Caveat · -1e9 vs float('-inf')

-1e9 is not float('-inf'), and I learned the distinction the hard way around training episode 400 the second time I ran training. float('-inf') works at forward time — the softmax assigns zero probability to illegal actions, perfect. It breaks at backward time: any two legal actions with identical logits produce a logsumexp that differences two -infs and yields NaN gradients. -1e9 is finite, survives the backward pass, and gives about 1e-9 probability to illegal actions after softmax — effectively zero for sampling purposes, with a comfortable numerical margin.

The masked logits are also what the PPO surrogate loss differentiates through. log_softmax(logits) with the mask applied zeroes out the contributions of illegal actions, which is the correct treatment — a policy update shouldn't reward or penalize actions that couldn't have been taken.
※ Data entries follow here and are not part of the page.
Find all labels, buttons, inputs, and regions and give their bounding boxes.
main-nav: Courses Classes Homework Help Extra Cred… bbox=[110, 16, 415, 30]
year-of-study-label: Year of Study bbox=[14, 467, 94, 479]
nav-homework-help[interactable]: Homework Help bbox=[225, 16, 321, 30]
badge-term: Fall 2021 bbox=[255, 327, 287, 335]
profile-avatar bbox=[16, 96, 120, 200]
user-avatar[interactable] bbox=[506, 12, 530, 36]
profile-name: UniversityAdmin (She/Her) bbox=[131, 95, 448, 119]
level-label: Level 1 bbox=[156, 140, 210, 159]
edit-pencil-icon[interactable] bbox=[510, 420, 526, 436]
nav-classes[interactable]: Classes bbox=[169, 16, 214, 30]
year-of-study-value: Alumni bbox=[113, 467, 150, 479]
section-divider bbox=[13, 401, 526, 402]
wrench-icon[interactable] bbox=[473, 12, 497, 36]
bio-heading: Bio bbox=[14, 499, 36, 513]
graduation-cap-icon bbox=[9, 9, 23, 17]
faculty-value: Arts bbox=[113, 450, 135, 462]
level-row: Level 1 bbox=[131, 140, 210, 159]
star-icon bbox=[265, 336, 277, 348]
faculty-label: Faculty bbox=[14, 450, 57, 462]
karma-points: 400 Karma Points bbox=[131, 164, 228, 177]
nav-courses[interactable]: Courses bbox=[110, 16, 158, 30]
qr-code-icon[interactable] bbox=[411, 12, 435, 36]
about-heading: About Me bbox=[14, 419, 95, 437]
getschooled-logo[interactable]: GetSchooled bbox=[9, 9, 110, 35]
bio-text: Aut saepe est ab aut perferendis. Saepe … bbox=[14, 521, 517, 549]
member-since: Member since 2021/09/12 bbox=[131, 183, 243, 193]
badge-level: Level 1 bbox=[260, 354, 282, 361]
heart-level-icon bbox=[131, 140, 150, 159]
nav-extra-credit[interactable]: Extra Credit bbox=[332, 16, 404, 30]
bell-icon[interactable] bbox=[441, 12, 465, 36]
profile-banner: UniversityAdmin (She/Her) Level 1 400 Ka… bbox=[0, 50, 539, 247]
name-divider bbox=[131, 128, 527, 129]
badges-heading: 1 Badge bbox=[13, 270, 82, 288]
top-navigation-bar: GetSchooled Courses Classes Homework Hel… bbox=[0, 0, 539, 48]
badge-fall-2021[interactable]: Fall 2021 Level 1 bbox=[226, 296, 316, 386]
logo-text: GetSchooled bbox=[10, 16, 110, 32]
I considered a variable-length action head — some kind of pointer network or masked attention over the current legal-action list — and decided against it. At 61 actions the fixed-width linear is 16K parameters, the masking is three lines, and the rest of the PPO pipeline doesn't need to special-case anything. If the action space grew by an order of magnitude, or if legal-action sets had internal structure a pointer network could exploit, I'd reconsider. At this scale the simple version wins.

Value head

value = self.value_head(h)  # [B, 1]

One linear, 256 to 1, 257 parameters including bias. That's the whole head.
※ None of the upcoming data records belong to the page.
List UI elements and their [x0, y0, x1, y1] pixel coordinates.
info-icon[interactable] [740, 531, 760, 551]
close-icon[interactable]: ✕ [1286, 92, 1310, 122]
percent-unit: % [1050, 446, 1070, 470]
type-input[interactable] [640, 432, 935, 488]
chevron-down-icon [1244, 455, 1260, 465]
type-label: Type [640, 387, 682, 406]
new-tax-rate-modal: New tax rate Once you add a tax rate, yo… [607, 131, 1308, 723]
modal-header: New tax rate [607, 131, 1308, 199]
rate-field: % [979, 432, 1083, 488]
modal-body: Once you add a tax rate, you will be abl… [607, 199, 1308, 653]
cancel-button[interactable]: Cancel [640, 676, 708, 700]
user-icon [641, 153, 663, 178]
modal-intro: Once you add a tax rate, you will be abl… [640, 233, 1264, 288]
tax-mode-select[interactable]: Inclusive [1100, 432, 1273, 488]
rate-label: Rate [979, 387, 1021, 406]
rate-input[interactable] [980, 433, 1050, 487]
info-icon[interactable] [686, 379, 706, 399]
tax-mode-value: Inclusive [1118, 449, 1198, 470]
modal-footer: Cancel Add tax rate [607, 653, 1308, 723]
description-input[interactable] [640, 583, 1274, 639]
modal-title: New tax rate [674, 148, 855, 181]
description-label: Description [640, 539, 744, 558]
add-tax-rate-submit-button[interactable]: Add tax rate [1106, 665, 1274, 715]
PPO's advantage computation needs a value estimate to subtract as a baseline — the advantage is return - V(state), and the policy update scales by advantage. The value estimate doesn't have to be accurate in absolute terms; it has to correlate with return well enough that the baseline reduces variance in the policy gradient. One linear layer on top of the 256-d trunk is enough for that, and the value loss trains against the discounted return with standard MSE. Both the policy loss and the value loss gradient back through the shared trunk, which is the main reason the trunk learns useful features — the value signal is denser per step than the policy signal and keeps the representation well-calibrated.

The discard head is an architectural footnote: self.discard_head = nn.Linear(256, 10), producing ten scores per hand slot sorted descending to give the agent a "discard this first" priority list. It fires only when STS2 forces a mid-turn discard. I considered folding the decision into the main policy head, but "pick one action out of 61" and "rank ten slots" are different shapes; giving each its own head kept each loss attributed to one decision shape, and kept the gradients specific to that shape.

Takeaways

01 Embeddings are the representation work. The trunk mixes; the heads decode.
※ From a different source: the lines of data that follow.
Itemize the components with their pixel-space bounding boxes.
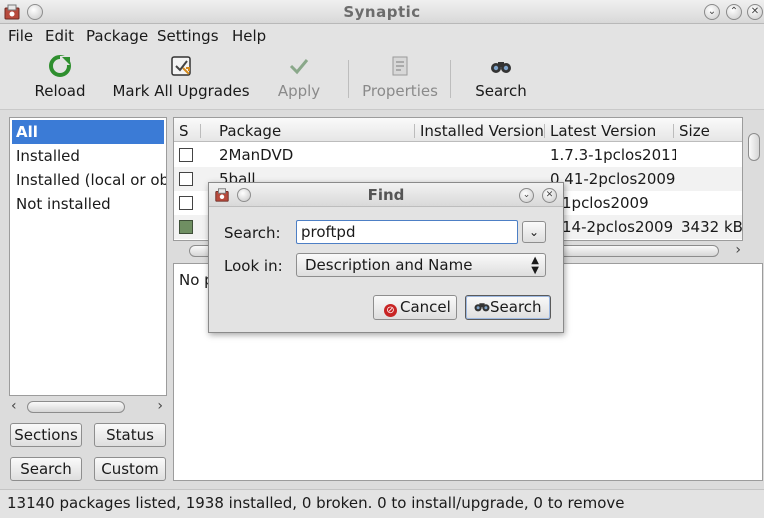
search-history-dropdown[interactable]: ⌄ [522,221,546,243]
column-separator [544,124,545,138]
menu-package[interactable]: Package [86,27,148,45]
binoculars-icon [474,303,490,312]
filter-list-scrollbar[interactable]: ‹ › [9,398,167,416]
latest-version: 1.7.3-1pclos2011 [550,146,676,164]
minimize-icon[interactable]: ⌄ [704,4,720,20]
apply-button[interactable]: Apply [274,54,324,100]
close-icon[interactable]: ✕ [542,188,557,203]
column-installed-version[interactable]: Installed Version [420,122,544,140]
search-filter-button[interactable]: Search [10,457,82,481]
cancel-icon: ⊘ [384,304,397,317]
package-checkbox[interactable] [179,196,193,210]
filter-item-all[interactable]: All [12,120,164,144]
scroll-right-icon[interactable]: › [157,398,163,414]
minimize-icon[interactable]: ⌄ [519,188,534,203]
search-input[interactable] [296,220,518,244]
properties-button[interactable]: Properties [360,54,440,100]
dialog-titlebar: Find ⌄ ✕ [209,183,563,207]
status-button[interactable]: Status [94,423,166,447]
filter-item-installed-local[interactable]: Installed (local or obsolete) [10,168,166,192]
find-search-button[interactable]: Search [465,295,551,320]
column-separator [200,124,201,138]
column-package[interactable]: Package [219,122,281,140]
look-in-label: Look in: [224,257,283,275]
table-row[interactable]: 2ManDVD 1.7.3-1pclos2011 [174,143,742,167]
apply-check-icon [289,59,309,75]
statusbar: 13140 packages listed, 1938 installed, 0… [0,489,764,518]
window-titlebar: Synaptic ⌄ ⌃ ✕ [0,0,764,24]
package-checkbox-installed[interactable] [179,220,193,234]
updown-arrows-icon: ▲ ▼ [531,255,539,276]
toolbar-separator [348,60,349,98]
look-in-select[interactable]: Description and Name ▲ ▼ [296,253,546,277]
scroll-left-icon[interactable]: ‹ [11,398,17,414]
package-name: 2ManDVD [219,146,294,164]
properties-icon [392,56,408,76]
cancel-button[interactable]: ⊘ Cancel [373,295,457,320]
reload-button[interactable]: Reload [32,54,88,100]
toolbar-separator [450,60,451,98]
custom-button[interactable]: Custom [94,457,166,481]
dialog-title: Find [367,186,405,204]
status-text: 13140 packages listed, 1938 installed, 0… [7,494,625,512]
search-label: Search: [224,224,281,242]
binoculars-icon [491,62,511,73]
column-latest-version[interactable]: Latest Version [550,122,656,140]
column-separator [673,124,674,138]
menu-file[interactable]: File [8,27,33,45]
mark-all-upgrades-button[interactable]: Mark All Upgrades [110,54,252,100]
package-checkbox[interactable] [179,172,193,186]
search-button[interactable]: Search [474,54,528,100]
column-separator [414,124,415,138]
menu-settings[interactable]: Settings [157,27,219,45]
latest-version: 0.41-2pclos2009 [550,170,676,188]
package-size: 3432 kB [681,218,743,236]
chevron-down-icon: ⌄ [528,225,540,239]
table-header: S Package Installed Version Latest Versi… [174,118,742,142]
menu-edit[interactable]: Edit [45,27,74,45]
scroll-thumb[interactable] [27,401,125,413]
filter-item-installed[interactable]: Installed [10,144,166,168]
latest-version: 1pclos2009 [562,194,649,212]
maximize-icon[interactable]: ⌃ [726,4,742,20]
find-dialog: Find ⌄ ✕ Search: ⌄ Look in: Description … [208,182,564,333]
scroll-right-icon[interactable]: › [735,242,741,258]
window-title: Synaptic [343,3,421,21]
mark-upgrades-icon [171,56,191,76]
filter-item-not-installed[interactable]: Not installed [10,192,166,216]
menu-help[interactable]: Help [232,27,266,45]
scroll-thumb[interactable] [748,133,760,161]
menubar: File Edit Package Settings Help [0,24,764,48]
package-table-vscrollbar[interactable] [745,117,763,241]
filter-list: All Installed Installed (local or obsole… [9,117,167,396]
close-icon[interactable]: ✕ [747,4,763,20]
sections-button[interactable]: Sections [10,423,82,447]
toolbar: Reload Mark All Upgrades Apply Propertie… [0,48,764,110]
reload-icon [49,55,71,77]
latest-version: 14-2pclos2009 [562,218,674,236]
package-checkbox[interactable] [179,148,193,162]
column-status[interactable]: S [179,122,189,140]
column-size[interactable]: Size [679,122,710,140]
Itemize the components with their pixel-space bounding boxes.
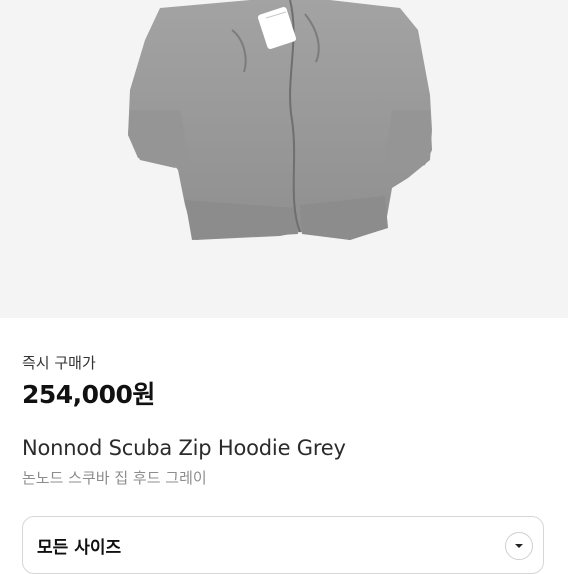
- product-name: Nonnod Scuba Zip Hoodie Grey: [22, 436, 346, 460]
- size-selector[interactable]: 모든 사이즈: [22, 516, 544, 574]
- size-selector-label: 모든 사이즈: [37, 538, 122, 558]
- price: 254,000원: [22, 380, 155, 409]
- hoodie-illustration: [128, 0, 432, 240]
- product-name-korean: 논노드 스쿠바 집 후드 그레이: [22, 469, 207, 487]
- chevron-down-icon[interactable]: [505, 532, 533, 560]
- instant-buy-label: 즉시 구매가: [22, 354, 96, 372]
- product-image[interactable]: [0, 0, 568, 318]
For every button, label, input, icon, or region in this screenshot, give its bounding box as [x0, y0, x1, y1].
02 Separate pile_emb from card_emb. Cards-as-actions and cards-as-context are different jobs.

03 LayerNorm over BatchNorm for actor-learner RL. Inference is batch-of-1; BatchNorm drifts.

04 masked_fill(~mask, -1e9) before softmax. The finite margin survives the backward pass without NaN.

05 Orthogonal init with gain=0.01 on the policy head. Starts near-uniform, not peaked on an arbitrary action.